BJP up against Abhishek Banerjee’s influence, hopes for a ‘silent wave’

Written by Dipankar Ghose | South 24 Parganas |
April 8, 2021 4:54:01 am
Cyclone Amphan, Abhishek Banerjee, South 24 Paraganas, west bengal election, west bengal assembly elections 2021, assembly elections 2021, election news, indian expressTMC MP Abhishek banerjee during a roadshow in support of party candidate Manoj Tiwari (R) for Assembly polls, at Kadamtala in Howrah district, Wednesday, April 7, 2021. (PTI Photo)(PTI04_07_2021_000236A)

The two words are everywhere. “Amphan durniti (Amphan mishandling)”. In May 2020, as cyclone Amphan rocked Bengal, South 24 Paraganas district was the worst hit. Nine months later, the cyclone isn’t talked about much, but the ‘durniti’ in its wake.

“The rich got all the compensation meant for the poor,” says a villager in Krishnachandrapur.

The question then, in South 24, is if this anger can dent the dominance of the Trinamool in a region where it is as dominant as it gets.

Of Bengal’s 294 constituencies, South 24 Paraganas district alone has 31 seats. In the 2016 Vidhan Sabha elections, the TMC won 29 of those. In the 2019 general elections, even as the BJP won18 seats, the Trinamool swept South 24 again, winning from 30 of the 31 Assembly segments. Of the 31 seats, elections to four were held in the second phase (April 1), 16 head into elections tomorrow (April 6), and the rest will be in Phase 4 on April 10.

Sitting outside Krishnachandrapur High School in Lalua gram panchayat, Tapan Paul is clear that his vote will be for the BJP. “I have seen many storms, but Amphan was something else. When the time came to help, Trinamool workers ate all money. You know who helped? The headmaster of this school, Chandan Maity. The BJP has grown in the area… In any case, should we not try a Hindu party,” says the 31-year-old.

Krishnachandrapur is part of Raidighi Assembly seat, which in 2019 presented the TMC a lead of around 12,919 votes over the BJP, one of the lowest in the region.

In a Muslim settlement outside Krishnachandrapur, Abdullah Mollah house has a tarpaulin roof, and a rag makes up for the door.

On his phone, are photographs of those who got relief. As he scrolls through, he says, “He has a two storeyed house… works in a company; he has two cars… works for the TMC. Why should I vote for the TMC? We got no relief. Kanti Ganguly of the CPI(M) has stood with us. We will all vote for him. In other parts, like in Bhangor, people are voting for the ISF (Indian Secular Front led by influential cleric Abbas Siddiqui). If we have an option that is not the BJP, we should use it,” Mollah said.

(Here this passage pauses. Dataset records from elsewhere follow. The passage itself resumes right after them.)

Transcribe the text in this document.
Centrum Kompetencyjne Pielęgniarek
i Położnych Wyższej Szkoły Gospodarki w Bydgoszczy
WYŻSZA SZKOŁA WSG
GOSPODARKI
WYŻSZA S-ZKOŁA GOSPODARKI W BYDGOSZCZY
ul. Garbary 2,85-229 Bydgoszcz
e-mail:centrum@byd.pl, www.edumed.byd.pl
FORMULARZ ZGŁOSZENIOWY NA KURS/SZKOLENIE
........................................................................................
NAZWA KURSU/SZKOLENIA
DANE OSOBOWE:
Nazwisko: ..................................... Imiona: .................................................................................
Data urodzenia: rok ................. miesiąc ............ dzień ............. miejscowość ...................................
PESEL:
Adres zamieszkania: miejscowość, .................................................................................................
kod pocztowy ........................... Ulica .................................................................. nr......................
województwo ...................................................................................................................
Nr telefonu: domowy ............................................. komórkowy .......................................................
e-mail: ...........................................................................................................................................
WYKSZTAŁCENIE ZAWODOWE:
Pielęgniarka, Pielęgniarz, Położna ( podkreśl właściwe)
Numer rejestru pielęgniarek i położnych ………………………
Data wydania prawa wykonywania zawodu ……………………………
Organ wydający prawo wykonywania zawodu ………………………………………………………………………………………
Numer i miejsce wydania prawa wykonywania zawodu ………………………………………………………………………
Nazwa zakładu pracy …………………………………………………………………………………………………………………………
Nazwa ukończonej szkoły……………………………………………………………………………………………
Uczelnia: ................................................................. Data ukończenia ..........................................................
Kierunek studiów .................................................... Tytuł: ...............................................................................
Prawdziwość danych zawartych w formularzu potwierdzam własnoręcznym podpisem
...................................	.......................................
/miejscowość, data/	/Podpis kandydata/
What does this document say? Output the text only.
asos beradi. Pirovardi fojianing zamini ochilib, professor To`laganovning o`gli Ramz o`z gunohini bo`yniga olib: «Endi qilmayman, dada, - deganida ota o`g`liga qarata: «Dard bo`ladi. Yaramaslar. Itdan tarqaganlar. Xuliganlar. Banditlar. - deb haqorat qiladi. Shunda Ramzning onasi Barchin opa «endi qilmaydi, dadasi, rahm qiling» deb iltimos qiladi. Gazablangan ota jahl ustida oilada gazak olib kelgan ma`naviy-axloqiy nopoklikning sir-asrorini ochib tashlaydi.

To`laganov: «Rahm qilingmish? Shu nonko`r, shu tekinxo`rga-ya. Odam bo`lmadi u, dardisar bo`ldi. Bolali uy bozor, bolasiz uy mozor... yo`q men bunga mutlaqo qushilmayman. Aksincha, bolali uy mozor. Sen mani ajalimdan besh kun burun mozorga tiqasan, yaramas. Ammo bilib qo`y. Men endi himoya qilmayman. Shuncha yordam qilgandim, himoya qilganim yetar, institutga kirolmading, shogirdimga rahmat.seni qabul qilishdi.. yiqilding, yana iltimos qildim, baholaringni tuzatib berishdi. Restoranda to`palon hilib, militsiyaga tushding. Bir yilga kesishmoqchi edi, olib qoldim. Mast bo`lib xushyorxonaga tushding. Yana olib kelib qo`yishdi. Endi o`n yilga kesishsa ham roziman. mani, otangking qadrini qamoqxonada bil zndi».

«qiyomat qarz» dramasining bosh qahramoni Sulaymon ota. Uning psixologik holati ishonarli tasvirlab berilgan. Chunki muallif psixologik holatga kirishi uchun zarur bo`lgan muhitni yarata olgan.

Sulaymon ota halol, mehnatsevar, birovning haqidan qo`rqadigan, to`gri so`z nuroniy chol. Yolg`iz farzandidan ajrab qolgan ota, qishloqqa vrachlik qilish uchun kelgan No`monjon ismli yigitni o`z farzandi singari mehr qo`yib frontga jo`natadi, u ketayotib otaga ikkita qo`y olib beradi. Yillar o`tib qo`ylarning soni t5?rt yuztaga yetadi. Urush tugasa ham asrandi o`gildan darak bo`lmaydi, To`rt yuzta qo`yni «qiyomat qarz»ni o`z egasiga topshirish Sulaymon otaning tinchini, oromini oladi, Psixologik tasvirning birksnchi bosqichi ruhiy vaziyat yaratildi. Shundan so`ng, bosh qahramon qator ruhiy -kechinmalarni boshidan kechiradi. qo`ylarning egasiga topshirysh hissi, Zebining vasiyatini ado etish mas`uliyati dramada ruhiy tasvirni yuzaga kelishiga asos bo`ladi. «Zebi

A BJP leader in Raidighi says that while the conditions are there for an “unprecedented result”, there are “two problems”. “The first is that our seat selection is terrible. The same people who took cut money are the ones who have been given tickets. The other is Abhishek Banerjee,” he says.

The BJP has built its campaign around “Bhaipo (nephew)”, accusing the Diamond Harbour MP, of amassing wealth. But here in South 24 Paraganas, Banerjee’s influence has only grown.

In a shop next to the Diamond Harbour jetty, Sukanto Das says, “Here, the Trinamool cannot lose. He may be corrupt, but as long as he does work, it is difficult for the Trinamool to lose here.”

But apart from the seat itself, Banerjee has taken charge of the party’s functioning in the district. Even in 2019, for instance, the parliamentary seats of Mathurapur, Jayanagar and Diamond Harbour had big victory margins.

Rallies of some BJP leaders like Yogi Adityanath have seen lukewarm responses in places like Diamond Harbour.

A Trinamool organiser said, “There are some allegations of problems with Amphan, but we have worked to resolve them. This district is key if the Trinamool has to win, so we have only solidified.”

Privately, those in the BJP admit the party does not have the organisational strength in the district yet. “If our candidate selection had been better, we could have even won 15 seats. Now, we can do that only if there is a silent wave, and we can put people at the booths. Without that, it is difficult to cover up these margins, given that there is a large Muslim population that will not shift to us. But if the Trinamool Congress gets less than 24 seats, and we take seven, the job’s done,” a BJP local leader said.